Accountability means taking responsibility for how we develop. Ultimately, we are accountable to God but we also need human help. By having those around to give support we can be accountable to them. We don’t just talk, but walk as well. For some, this can be threatening so we “bubble wrap” ourselves, hiding behind a barrier that restricts growth. We are reluctant to admit to struggling with things like addiction to porn or alcohol, difficulties with relationships or doubts in our life of faith. Going beyond the superficial is hard unless you are sure about who you are sharing with.

We should take seriously this idea of having one or two to help us be accountable. Not to lean on so that we pull them down and make ourselves a burden, but those who can walk with us, help us get up when we fall; someone to help make a cord less likely to break. And you needn’t live in each others’ pockets – just meet occasionally to talk, check how you are getting on, pray together.

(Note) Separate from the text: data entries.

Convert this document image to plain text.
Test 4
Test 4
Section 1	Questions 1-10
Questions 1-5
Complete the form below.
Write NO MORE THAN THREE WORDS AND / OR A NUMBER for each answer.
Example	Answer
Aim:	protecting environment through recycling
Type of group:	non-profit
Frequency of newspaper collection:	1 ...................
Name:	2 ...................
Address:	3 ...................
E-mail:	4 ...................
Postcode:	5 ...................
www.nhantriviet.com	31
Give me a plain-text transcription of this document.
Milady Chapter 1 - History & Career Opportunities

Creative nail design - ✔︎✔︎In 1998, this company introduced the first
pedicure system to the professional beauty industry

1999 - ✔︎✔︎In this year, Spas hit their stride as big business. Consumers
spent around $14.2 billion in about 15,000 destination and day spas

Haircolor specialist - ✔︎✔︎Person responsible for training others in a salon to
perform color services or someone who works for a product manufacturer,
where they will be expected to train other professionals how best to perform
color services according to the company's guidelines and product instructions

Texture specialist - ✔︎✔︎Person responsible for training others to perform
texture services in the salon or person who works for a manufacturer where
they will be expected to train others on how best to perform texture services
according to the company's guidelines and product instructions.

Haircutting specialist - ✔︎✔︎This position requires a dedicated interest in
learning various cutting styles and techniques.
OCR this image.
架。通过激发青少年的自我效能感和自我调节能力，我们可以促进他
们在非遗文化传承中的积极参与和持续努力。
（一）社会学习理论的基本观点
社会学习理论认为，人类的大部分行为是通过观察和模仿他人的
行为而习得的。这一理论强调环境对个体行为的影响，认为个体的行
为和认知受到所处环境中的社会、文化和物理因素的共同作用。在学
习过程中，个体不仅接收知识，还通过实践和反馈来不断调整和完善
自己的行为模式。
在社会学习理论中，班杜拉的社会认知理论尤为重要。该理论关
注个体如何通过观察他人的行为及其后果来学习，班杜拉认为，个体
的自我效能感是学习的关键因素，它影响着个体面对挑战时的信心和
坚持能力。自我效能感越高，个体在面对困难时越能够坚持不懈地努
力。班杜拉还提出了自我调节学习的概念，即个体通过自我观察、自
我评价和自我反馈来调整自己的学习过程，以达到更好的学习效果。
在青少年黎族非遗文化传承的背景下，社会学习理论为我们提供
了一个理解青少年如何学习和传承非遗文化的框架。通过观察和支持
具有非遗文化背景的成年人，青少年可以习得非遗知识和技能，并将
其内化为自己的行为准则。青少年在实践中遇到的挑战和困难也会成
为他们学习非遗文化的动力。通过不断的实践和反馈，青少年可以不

Questions and Reflections (for you to think about on your own or to discuss in your small group)

1.    Can you identify something in your life where you are struggling on your own?

2.    How might it help to have someone to share some of the load, help you to carry it better, make you stronger?

3.    What areas of your Christian life do you need to develop?

4.    Who do you know who might be able to come alongside to help with those things? It might be someone already close to you or a few individuals with whom you serve in a small team – maybe you could help them too?
Is there anyone you could support in an accountable relationship if they were to ask you? Are you willing to help?